Um 9.30 Uhr ging es heute los. Mit Tui, unserem Hmong-Guide und zwei Malaysierinnen, Sharon und Heather, begaben wir uns zu Fuss in Richtung der Reisfelder.

Gleich nach dem Antritt der Tour stellten wir fest, dass uns drei Frauen (ebenfalls zu den Hmong gehörend) auf Schritt und Tritt folgten. Da wir gestern schon Bekanntschaft mit Hmong-Fraun gemacht hatten, waren wir noch etwas skeptisch. Die beiden Malaysierinnen sprachen Englisch und wir konnten uns gut mit ihnen austauschen. Der Weg ging zunächst circa eine halbe Stunde entlang einer Strasse. Danach bogen wir rechts in den Urwald ab.

Die Temperaturen hier in Sa Pa sollten eigentlich vergleichsweise kühl sein. Trotzdem schwitzen nicht nur wir, sondern auch Tui und die Hmong-Frauen enorm. Mit der Zeit kamen wir auch mit den Frauen ins Gespräch. Sie waren sehr aufgestellt und interessiert. Wir bekamen Einblicke in das Leben hier und sie in unseres. Eine der Frauen erzählt uns beispielsweise, dass sie bereits mit 15 Jahren geheiratet hat. Es war erstaunlich, wie leichtfüssig sie sich durch den Urwald bewegten, vor allem in Anbetracht ihrer rutschigen Gummi-Sandalen. Von Zeit zu Zeit wurde uns gar eine Hand zur Hilfestellung gereicht.
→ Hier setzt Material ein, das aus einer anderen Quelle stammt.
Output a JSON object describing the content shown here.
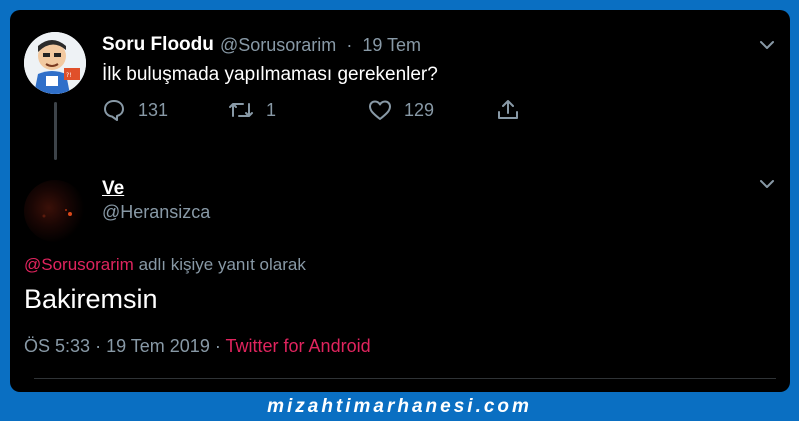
{
  "parent_tweet": {
    "display_name": "Soru Floodu",
    "handle": "@Sorusorarim",
    "separator": "·",
    "date": "19 Tem",
    "text": "İlk buluşmada yapılmaması gerekenler?",
    "actions": {
      "reply_count": "131",
      "retweet_count": "1",
      "like_count": "129"
    }
  },
  "reply_tweet": {
    "display_name": "Ve",
    "handle": "@Heransizca",
    "reply_to_mention": "@Sorusorarim",
    "reply_to_suffix": "adlı kişiye yanıt olarak",
    "text": "Bakiremsin",
    "time": "ÖS 5:33",
    "separator1": "·",
    "date": "19 Tem 2019",
    "separator2": "·",
    "source": "Twitter for Android"
  },
  "watermark": "mizahtimarhanesi.com",
  "colors": {
    "background": "#000000",
    "frame": "#0a6fc2",
    "secondary_text": "#8899a6",
    "accent": "#e0245e"
  },
  "icons": [
    "avatar",
    "chevron-down-icon",
    "reply-icon",
    "retweet-icon",
    "like-icon",
    "share-icon"
  ]
}
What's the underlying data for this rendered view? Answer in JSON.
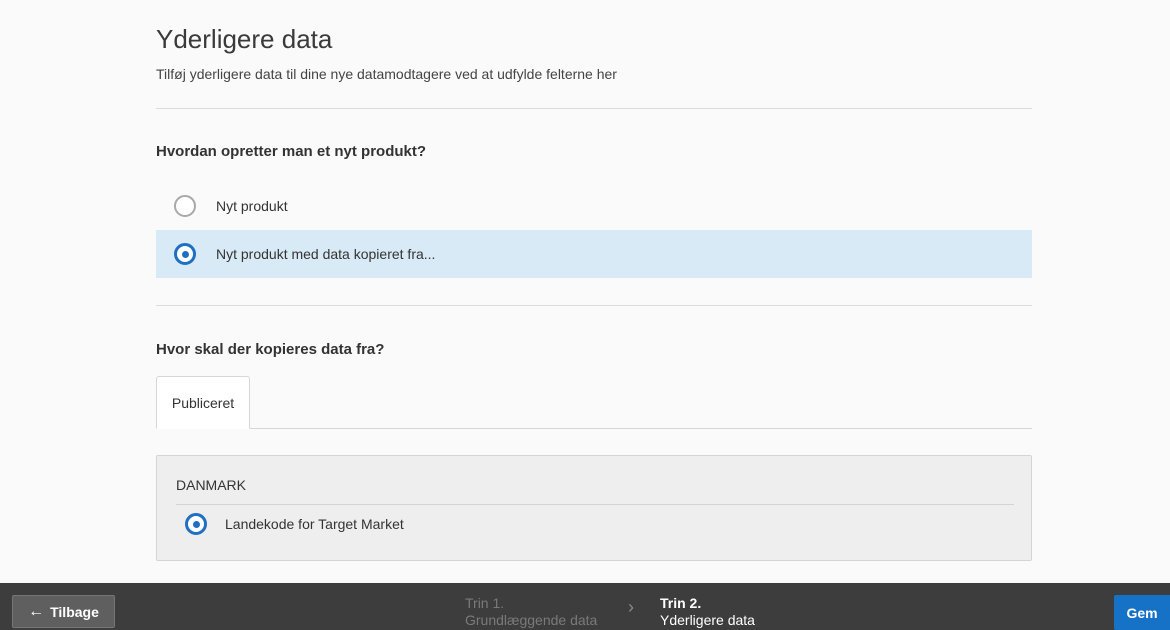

Schon zu Beginn der Tour erhaschten wir erste Blicke auf die endlosen Reisterrassen. Die Landschaft ist atemberaubend. Bis hoch hinauf sind viele Hügel ausgebaut, damit überall Reis angepflanzt werden kann. Momentan sind die meisten Reisfelder noch grün, gegen September werden sie goldig und sind dann bereit für die Ernte.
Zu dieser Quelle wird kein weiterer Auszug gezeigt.